Sir Robert Lorimer (1864–1929), design for stile with birds, berries and tudor roses, 1891 – 1898. Pencil on wove paper, 920 × 195 mm.
Sir Robert Lorimer (1864–1929), design for a panel, Oak tree with birds in branches, c. 1891 – 1898. Pencil on trace, 365 × 270 mm.
Sir Robert Lorimer (1864–1929), panel design with honeysuckle, birds, fruit and flowers; possibly for a pelmet, c. 1891. Pencil and coloured crayons on wove paper, 380 × 1350 mm.
'The Birds’ Morning Hymn', Sir Robert Lorimer writes to The Times:
At this season of the resurrection of Nature — that ever-fresh miracle — one thing happens that even keen bird-lovers seem hardly to appreciate to the full. I mean the birds’ Morning Hymn. We have all heard vaguely about ‘Bird Song at Dawn,’ and in this busy age it has been recorded on the gramophone under the title of ‘Dawn in an old English Garden,’ and quite a good record it is. But how many people realise that this is a clearly defined performance, a symphony with a beginning, a middle, and an end, that ceases nearly as abruptly as it begins? To hear it to perfection one must be fortunately situated. At this small place in the heart of the country where my weekends are spent, we have, to south and west — surrounding a lawn — a close old shrubbery backed up by a young plantation giving privacy and good shelter, and under this, even in the hardest of weather, the birds seem to find some nourishment that keeps them alive.

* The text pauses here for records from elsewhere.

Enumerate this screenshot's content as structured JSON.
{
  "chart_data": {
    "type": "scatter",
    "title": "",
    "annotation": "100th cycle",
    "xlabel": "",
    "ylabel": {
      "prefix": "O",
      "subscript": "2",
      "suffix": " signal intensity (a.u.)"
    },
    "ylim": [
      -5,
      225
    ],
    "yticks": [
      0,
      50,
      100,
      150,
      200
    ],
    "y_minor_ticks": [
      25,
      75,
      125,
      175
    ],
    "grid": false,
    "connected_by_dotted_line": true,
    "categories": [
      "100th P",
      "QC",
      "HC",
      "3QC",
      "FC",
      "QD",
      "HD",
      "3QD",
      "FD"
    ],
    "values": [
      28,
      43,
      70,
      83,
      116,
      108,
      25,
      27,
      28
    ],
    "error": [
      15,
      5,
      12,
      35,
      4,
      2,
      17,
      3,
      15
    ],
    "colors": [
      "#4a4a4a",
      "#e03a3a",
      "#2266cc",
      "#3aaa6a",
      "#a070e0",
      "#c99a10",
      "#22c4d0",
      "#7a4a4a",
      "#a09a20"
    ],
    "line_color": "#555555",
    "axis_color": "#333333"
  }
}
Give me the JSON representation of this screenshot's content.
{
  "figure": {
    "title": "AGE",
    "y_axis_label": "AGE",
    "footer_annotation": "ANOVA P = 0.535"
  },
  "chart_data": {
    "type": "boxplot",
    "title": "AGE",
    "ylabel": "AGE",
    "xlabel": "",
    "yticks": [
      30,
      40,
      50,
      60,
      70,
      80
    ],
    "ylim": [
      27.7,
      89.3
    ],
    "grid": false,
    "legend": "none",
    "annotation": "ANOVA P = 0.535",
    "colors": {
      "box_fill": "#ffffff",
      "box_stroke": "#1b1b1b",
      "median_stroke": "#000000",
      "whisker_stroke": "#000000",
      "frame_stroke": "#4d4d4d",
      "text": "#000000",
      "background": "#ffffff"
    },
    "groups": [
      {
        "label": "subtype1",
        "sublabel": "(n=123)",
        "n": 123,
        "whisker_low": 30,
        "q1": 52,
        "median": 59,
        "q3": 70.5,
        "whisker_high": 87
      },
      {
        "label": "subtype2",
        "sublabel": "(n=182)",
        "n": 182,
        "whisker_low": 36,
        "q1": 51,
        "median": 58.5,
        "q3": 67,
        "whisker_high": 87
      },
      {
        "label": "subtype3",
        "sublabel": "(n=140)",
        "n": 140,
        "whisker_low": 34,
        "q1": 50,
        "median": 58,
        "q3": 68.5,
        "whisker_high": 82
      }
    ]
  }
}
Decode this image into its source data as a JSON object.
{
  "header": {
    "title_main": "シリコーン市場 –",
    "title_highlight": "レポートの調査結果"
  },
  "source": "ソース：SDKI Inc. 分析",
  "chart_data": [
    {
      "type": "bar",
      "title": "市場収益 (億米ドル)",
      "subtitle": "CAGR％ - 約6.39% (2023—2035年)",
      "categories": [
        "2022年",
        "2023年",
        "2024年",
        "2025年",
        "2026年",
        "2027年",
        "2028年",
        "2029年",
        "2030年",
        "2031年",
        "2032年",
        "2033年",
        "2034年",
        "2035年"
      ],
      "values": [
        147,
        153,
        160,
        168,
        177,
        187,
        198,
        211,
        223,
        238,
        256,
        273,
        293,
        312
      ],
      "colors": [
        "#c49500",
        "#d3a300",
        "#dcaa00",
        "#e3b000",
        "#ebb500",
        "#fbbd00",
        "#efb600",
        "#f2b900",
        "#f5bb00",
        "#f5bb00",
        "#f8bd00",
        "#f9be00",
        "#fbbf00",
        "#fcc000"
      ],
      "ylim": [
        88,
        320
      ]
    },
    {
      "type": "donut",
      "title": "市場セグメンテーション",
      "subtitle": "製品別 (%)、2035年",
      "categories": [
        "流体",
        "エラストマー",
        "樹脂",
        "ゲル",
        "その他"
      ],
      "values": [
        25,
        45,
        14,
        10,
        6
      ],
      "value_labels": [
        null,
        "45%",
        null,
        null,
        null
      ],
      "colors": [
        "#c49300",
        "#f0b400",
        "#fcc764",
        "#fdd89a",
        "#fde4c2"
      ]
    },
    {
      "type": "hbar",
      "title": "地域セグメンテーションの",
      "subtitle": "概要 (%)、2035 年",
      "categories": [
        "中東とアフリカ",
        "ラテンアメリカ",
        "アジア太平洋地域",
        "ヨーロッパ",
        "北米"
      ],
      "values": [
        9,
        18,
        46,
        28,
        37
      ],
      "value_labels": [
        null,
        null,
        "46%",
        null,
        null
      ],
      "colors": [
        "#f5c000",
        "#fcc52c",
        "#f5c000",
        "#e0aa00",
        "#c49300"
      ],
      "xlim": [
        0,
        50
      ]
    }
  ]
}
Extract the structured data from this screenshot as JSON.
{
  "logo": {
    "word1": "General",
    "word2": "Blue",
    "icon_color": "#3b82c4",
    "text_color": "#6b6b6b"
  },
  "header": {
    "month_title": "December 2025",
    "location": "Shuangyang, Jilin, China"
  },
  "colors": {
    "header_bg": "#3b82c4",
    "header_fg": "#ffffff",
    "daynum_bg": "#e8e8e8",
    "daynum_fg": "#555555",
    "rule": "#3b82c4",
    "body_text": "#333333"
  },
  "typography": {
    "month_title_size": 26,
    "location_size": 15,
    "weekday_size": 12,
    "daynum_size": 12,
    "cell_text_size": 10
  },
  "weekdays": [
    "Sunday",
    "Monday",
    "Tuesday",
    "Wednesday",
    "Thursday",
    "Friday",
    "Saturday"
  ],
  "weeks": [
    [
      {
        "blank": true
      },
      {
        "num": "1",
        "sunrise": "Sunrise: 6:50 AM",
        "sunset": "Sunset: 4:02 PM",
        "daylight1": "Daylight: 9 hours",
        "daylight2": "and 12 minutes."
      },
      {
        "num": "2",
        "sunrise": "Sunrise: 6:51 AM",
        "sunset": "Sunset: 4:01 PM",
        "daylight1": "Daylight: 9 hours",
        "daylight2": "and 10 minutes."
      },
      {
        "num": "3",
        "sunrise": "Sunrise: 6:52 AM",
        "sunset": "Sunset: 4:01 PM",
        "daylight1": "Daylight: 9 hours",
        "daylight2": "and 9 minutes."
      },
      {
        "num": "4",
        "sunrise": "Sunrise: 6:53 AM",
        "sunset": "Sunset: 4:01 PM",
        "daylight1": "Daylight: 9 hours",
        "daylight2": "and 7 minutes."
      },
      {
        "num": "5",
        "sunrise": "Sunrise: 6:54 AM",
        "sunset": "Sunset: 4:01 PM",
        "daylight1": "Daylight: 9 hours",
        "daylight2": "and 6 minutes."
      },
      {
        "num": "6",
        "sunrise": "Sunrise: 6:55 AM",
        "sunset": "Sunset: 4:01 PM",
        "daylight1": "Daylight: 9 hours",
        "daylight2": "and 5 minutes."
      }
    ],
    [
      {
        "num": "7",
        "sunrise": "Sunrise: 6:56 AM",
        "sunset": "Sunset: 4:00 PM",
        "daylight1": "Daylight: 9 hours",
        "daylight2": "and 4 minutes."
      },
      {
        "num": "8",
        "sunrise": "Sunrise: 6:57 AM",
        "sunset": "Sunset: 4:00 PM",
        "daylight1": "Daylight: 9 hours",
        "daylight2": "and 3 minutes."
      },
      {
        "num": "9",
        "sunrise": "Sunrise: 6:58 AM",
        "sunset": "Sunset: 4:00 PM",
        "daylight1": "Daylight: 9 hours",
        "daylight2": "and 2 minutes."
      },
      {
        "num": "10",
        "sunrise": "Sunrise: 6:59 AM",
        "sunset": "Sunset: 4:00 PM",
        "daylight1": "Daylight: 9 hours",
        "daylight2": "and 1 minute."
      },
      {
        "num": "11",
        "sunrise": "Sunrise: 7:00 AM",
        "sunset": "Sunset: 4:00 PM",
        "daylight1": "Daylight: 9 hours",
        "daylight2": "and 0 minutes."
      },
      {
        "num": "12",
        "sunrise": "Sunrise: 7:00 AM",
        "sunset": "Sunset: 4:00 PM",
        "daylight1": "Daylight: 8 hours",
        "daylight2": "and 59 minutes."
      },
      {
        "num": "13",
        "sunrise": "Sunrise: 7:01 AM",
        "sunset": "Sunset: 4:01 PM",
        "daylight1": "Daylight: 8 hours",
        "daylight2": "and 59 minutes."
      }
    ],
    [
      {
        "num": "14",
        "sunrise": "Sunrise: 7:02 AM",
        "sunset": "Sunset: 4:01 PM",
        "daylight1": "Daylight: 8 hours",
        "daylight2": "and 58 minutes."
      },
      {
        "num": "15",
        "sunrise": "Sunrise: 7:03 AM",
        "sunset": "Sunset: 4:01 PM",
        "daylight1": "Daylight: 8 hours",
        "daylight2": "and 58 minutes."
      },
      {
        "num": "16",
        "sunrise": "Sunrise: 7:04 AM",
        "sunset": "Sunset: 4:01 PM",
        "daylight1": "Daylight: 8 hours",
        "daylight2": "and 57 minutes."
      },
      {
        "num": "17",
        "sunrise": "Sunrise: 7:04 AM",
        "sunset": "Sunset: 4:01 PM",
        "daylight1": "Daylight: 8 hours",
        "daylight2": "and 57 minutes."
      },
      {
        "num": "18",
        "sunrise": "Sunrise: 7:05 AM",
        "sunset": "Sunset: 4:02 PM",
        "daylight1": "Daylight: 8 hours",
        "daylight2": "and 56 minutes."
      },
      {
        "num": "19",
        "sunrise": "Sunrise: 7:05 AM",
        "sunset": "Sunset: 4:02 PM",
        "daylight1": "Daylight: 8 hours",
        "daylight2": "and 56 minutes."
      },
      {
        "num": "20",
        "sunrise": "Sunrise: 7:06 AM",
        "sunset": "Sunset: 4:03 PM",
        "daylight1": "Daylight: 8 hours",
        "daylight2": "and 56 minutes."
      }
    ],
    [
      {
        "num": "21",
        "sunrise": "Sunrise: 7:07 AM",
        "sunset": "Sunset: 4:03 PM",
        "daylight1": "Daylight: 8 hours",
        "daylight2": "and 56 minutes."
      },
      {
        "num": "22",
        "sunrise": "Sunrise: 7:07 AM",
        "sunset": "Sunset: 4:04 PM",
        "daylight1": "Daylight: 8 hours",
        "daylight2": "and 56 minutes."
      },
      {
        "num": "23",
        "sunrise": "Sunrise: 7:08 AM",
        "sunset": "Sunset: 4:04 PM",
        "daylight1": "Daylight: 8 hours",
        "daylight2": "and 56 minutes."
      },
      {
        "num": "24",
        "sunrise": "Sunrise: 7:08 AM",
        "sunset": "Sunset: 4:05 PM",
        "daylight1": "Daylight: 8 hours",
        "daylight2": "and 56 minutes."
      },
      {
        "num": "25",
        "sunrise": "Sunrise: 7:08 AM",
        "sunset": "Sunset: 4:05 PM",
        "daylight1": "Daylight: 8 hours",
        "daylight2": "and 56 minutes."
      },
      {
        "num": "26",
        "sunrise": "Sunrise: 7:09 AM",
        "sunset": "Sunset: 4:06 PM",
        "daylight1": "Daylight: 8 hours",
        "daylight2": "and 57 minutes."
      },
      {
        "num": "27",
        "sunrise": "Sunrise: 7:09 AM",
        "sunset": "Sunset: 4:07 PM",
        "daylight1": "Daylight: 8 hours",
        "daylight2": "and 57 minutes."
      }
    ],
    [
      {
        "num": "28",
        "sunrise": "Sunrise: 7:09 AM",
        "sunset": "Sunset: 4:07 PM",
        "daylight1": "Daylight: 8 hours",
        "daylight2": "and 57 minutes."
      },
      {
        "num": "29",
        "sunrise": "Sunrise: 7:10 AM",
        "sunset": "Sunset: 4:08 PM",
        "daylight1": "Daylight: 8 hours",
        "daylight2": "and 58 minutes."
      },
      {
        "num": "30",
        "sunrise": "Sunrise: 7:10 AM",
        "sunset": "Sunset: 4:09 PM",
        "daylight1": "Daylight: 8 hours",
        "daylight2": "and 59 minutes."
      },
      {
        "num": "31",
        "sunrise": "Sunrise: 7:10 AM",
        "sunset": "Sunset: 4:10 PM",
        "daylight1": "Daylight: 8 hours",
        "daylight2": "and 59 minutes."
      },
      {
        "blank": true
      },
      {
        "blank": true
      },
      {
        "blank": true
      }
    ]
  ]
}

What happens then at the nesting season is this. About 20 minutes past 4, one blackbird begins his fluting. He is almost immediately joined by another and another. A whole choir of thrushes quickly follow, then all the small birds, chaffinches and the like, lend their little notes to the chorus, starlings gurgle from the seclusion of some old yews, jackdaws from a hollow tree begin their kuck-kucking, that sound that calls up visions of the flying buttresses of Beauvais, the towers of cathedrals, and all sorts of delectable places. Then the cock pheasant gives his crow and flutter of the wings, an owl hoots, a pair of mating patridges run with their grating cry across the field, wood pigeons coo: in the distance peewits and the curlews’ thrilling notes are heard, and lambs call to their mothers. For 10 to 15 minutes the whole air seems to throb and vibrate with this joyous canticle; then it begins to die down, and by about 10 minutes to 5 there follows for a time what, by contrast, is almost as impressive as the music itself — silence absolute and profound. Blackbirds, thrushes, and others now hop about the lawn. The adjournment for breakfast, the hunt for the early worm, have begun.
What makes this ceremonial so inspiring is that it comes before the dawn. Occasionally some level lines of rose or gold are seen through the grey to the east, but the music is definitely over before ‘Heaven puts off her hodden grey for mother-o’-pearl.’ In this connection readers of Stevenson will remember in Travels with a Donkey in the Cevennes that wonderful chapter called ‘A night among the pines,’ and the description of the tremor that seems to pass through old mother earth at this sacred moment. I confess that when I propose to rouse up my weekend guests to listen to what I have been describing the proposal is generally received with a lack of enthusiasm. However, if any readers of The Times who are interested, and who happen to live or spend their weekends near some bird-haunted spinney, can contrive — once in a way — to wake up at half-past 4, I strongly urge them to wrap up in warm dressing-gowns, stand at their open window for five minutes, and they will be rewarded. Their beds will feel the warmer, their subsequent dreams will be the sweeter, for the rare experience.
Gibliston, Kilconquhar, Fife, April 18, 1929
– Sir Robert Lorimer, excerpted from Christopher Hussey, The Work of Sir Robert Lorimer (London: Country Life: 1931), 3–4.